Demon in the Pink Ice Cube: Florian Hecker at Performa



“What is really the ice cube, which is its true face,” intoned a British woman’s voice as bursts of synthetic noise seemed to assault the viewer from every direction. The tumult was part of C.D. – A Script for Synthesis, German sound artist Florian Hecker’s Performa 13 commission at New York’s Guggenheim Museum last Saturday (another two performances followed on Sunday). C.D. is the final entry in Hecker’s trilogy of collaborations with Iranian philosopher Reza Negarestani, following Chimerization, at Documenta 13, and Hinge, at London’s Sadie Coles HQ gallery (both 2012). Most recently, a solo work of Hecker’s was also included in “Soundings: A Contemporary Score,” MoMA’s first full-scale exhibition of sound art.

As with Chimerization, C.D. has a libretto written by Negarestani, here titled “Black Boxing Pink (A Script for Synthesis).” The programs handed out for the evening contained the libretto, alongside an essay on Hecker and C.D. by Robin Mackay, philosopher and director of UK arts organization and publisher Urbanomic.
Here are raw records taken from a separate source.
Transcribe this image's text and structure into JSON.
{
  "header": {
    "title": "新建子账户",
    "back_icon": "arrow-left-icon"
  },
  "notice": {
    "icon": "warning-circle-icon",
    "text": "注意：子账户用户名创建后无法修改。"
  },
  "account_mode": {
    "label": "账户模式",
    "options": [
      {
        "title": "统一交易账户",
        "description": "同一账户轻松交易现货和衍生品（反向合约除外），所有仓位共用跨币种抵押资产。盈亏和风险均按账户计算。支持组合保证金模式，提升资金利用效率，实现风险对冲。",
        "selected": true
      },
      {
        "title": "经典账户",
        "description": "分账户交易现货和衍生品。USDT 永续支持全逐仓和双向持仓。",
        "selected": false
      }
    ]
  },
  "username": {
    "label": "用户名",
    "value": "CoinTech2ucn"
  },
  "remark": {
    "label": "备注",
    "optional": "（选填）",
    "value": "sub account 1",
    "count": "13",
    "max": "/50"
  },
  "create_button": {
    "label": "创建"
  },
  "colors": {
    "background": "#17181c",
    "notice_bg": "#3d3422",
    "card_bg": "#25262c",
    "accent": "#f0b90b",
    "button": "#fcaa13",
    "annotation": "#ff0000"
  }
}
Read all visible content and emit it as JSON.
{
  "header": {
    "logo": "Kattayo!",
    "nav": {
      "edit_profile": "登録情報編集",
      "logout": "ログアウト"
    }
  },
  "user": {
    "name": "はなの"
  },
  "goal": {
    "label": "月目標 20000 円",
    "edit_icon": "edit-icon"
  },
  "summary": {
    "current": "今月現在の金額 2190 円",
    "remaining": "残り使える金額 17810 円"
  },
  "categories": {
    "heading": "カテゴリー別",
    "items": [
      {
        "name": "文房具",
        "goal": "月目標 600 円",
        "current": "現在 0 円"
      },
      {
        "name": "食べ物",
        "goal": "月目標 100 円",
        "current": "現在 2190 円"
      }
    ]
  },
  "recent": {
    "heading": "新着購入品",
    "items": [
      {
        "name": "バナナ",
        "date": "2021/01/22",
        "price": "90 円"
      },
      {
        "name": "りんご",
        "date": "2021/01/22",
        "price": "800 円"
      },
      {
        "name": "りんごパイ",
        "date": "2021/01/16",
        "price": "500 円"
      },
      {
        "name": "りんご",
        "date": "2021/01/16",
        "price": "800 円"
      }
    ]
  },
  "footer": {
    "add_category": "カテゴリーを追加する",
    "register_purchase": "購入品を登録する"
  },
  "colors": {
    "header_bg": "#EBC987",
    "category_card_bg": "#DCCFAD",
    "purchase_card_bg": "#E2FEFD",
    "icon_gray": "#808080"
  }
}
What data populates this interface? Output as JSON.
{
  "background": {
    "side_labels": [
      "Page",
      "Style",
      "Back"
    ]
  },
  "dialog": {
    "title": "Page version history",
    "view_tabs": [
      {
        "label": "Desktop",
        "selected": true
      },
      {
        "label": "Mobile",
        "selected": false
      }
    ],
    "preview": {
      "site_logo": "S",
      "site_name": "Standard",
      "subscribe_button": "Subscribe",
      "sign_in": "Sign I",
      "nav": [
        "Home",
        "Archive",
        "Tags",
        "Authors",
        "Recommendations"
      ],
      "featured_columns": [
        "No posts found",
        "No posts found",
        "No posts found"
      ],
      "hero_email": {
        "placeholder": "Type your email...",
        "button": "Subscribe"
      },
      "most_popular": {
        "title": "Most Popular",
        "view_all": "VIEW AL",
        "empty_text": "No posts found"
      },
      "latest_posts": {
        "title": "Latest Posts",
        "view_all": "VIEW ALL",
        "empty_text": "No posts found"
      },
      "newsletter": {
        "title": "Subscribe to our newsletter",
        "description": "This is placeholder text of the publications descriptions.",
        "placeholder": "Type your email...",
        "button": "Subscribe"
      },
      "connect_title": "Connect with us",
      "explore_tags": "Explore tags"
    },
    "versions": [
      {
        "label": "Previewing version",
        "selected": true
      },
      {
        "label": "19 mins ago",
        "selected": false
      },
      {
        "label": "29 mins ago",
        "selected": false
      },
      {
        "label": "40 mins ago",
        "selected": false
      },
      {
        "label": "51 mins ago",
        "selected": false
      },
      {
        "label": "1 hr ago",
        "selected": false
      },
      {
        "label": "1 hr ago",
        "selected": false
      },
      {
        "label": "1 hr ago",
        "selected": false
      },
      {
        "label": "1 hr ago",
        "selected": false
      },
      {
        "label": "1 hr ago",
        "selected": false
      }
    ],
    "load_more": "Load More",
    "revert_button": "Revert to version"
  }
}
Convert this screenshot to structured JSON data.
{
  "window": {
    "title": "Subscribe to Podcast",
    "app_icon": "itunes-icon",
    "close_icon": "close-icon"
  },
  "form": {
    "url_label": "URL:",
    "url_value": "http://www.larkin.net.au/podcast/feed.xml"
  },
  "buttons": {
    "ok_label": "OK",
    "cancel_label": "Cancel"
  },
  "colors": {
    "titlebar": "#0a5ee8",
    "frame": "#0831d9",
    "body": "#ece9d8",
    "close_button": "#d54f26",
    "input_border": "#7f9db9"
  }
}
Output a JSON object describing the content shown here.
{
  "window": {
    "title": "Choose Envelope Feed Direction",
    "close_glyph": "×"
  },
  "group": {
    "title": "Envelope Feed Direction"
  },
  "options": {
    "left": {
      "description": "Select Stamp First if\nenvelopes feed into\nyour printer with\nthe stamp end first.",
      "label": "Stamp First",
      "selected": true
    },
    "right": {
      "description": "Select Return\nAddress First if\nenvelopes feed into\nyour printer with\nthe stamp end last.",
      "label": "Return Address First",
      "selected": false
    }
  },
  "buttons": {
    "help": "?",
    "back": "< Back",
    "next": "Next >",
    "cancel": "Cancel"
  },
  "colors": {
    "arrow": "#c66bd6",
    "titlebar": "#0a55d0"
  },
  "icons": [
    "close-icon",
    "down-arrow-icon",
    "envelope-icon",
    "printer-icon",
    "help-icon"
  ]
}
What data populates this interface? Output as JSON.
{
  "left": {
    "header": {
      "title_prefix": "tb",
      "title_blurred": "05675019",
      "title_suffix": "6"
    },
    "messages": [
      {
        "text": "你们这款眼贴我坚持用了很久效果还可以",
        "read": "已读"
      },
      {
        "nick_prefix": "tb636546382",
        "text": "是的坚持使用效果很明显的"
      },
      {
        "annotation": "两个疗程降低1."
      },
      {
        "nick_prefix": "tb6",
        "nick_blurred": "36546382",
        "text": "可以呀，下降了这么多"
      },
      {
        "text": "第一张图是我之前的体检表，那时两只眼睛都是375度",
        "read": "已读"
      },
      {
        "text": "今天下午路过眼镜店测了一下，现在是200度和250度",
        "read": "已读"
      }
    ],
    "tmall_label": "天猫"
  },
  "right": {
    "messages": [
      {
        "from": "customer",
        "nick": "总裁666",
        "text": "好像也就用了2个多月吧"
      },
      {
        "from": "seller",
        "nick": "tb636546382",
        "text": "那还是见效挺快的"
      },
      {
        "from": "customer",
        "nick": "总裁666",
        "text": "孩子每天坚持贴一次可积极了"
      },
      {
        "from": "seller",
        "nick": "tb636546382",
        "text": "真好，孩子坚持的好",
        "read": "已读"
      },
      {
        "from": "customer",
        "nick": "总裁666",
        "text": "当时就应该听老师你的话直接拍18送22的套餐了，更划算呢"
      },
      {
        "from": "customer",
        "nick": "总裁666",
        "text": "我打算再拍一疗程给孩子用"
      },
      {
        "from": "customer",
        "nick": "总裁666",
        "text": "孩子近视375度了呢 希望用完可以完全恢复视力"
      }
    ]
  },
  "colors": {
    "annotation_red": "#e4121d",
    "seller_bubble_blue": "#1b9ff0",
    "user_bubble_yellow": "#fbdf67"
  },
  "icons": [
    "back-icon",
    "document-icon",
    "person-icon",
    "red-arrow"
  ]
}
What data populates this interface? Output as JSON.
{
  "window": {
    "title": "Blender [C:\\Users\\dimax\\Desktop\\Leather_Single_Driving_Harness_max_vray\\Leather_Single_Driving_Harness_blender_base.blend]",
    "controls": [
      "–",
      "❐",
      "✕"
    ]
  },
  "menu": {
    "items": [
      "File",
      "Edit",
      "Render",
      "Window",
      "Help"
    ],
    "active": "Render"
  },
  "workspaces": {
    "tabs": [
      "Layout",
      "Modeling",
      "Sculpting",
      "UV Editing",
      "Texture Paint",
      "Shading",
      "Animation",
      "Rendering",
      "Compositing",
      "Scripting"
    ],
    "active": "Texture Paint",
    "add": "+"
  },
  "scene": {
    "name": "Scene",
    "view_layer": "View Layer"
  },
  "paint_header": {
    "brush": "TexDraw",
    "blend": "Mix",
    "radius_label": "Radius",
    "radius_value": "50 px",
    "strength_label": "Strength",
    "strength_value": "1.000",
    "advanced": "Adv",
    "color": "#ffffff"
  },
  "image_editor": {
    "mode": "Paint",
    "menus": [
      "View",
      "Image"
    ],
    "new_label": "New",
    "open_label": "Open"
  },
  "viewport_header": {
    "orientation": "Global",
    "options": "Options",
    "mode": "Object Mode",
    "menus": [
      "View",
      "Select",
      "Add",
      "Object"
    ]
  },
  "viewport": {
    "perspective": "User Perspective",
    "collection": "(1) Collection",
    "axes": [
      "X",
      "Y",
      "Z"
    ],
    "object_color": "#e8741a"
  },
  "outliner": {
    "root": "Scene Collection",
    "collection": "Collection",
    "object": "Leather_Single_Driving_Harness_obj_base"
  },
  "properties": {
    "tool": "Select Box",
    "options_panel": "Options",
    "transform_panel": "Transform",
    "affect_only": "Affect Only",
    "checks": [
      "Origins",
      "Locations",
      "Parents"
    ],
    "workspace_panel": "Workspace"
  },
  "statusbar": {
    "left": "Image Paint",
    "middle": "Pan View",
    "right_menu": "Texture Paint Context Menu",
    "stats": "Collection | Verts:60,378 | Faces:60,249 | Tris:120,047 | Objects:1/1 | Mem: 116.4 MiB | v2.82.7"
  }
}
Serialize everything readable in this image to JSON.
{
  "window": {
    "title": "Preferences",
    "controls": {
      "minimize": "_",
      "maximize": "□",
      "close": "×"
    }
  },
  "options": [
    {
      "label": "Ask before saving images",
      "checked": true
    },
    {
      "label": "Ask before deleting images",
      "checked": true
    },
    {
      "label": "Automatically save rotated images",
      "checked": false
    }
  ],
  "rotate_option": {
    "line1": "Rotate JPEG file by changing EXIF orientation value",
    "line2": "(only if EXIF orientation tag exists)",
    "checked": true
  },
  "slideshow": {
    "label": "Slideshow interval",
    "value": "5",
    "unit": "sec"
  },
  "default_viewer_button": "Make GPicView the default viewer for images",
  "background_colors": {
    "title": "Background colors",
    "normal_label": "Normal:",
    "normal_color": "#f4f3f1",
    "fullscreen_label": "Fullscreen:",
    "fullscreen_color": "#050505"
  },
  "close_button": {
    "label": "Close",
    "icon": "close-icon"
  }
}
Prior to the start of the roughly hour-long program, the audience took in the set: under greenish pink mottled light, the stage held three towering, columnlike yellow-white lights. At center stage stood a transparent plinth, upon which rested a cube, perhaps plastic, of cloudy white and pink, lit from above. Consulting the footnotes of Mackay’s essay, one realized that the object was a presentation of philosopher Wilfrid Sellars’s pink ice cube, an example he used often in his writing on phenomenology and perception. (A choice quote from Sellars’s essay “Sensa or Sensing”: “we see not only that the ice cube is pink, and see it as pink, we see the very pinkness of the object.”)

C.D. began with a choir of men and women assembled to the right of the stage, wearing what looked like nuns’ habits patterned with squares of color. A bass tone slowly built into a steady drone, and the voice of British actress Charlotte Rampling could be heard reciting Negarestani’s libretto. The text consists of Negarestani’s musings on encountering a pink ice cube, written in hyper-technical language that borders on jargon: “Two synthetic agents—one sonic, the other olfactory—are delegated the task of communicating with the chromatic demon.” The monologue paused, and the chorus began its section (marked in pink in the program), cycling through three distinct styles of delivery: off-kilter harmonies, cartoonishly distraught melismata that approached gothic yodeling, and a rasping resembling the voice of Gollum from The Lord of the Rings. Their lines were similarly obscure, though their theatrics gave lines like “Pink is a chromatic demon” a rather different feel from Rampling’s calm narration.

Thereby a cycle was set. Rampling would talk as a skittering synth noise panned from left to right or the bass part neared something danceable, and then the choir would begin its vocal cavorting. Because the singers had spread themselves around the outer rim of the auditorium, encircling the audience, one had an excuse for observing other audience members. In general, there was the stony contemplation expected at such events and some pained faces as the volume-sensitive clapped their hands over their ears, but one also saw a great deal of amusement. Some viewers laughed at the Gollum-like wheezes and the more campy, distress-signal-from-a-lost-spaceship treatments of Rampling’s voice that periodically doubled her monologue.

It’s not clear Hecker wants to be funny, but it was hard not to find humor in a treatise on the phenomenology of a pink ice cube as bestially emoted by a choir resembling something out of the sci-fi film The Fifth Element. Of course, interesting aspects exist in each part of the performance—even the libretto seemed much less labored when later read in relative peace and quiet—but as a whole the performance felt both under-thought and over-stimulating. Hecker is obviously interested in making works that disrupt standard paradigms of hearing (Chimerization‘s three-way speaker system, for example, designed to overwhelm human hearing’s two ears). He’s usually quite good at it. C.D.‘s kitchen-sink approach, however, with its overemphasis on Negarestani’s ponderous text, created different obstacles for the viewer: bemusement with the congested histrionics and eventual boredom with its indulgences.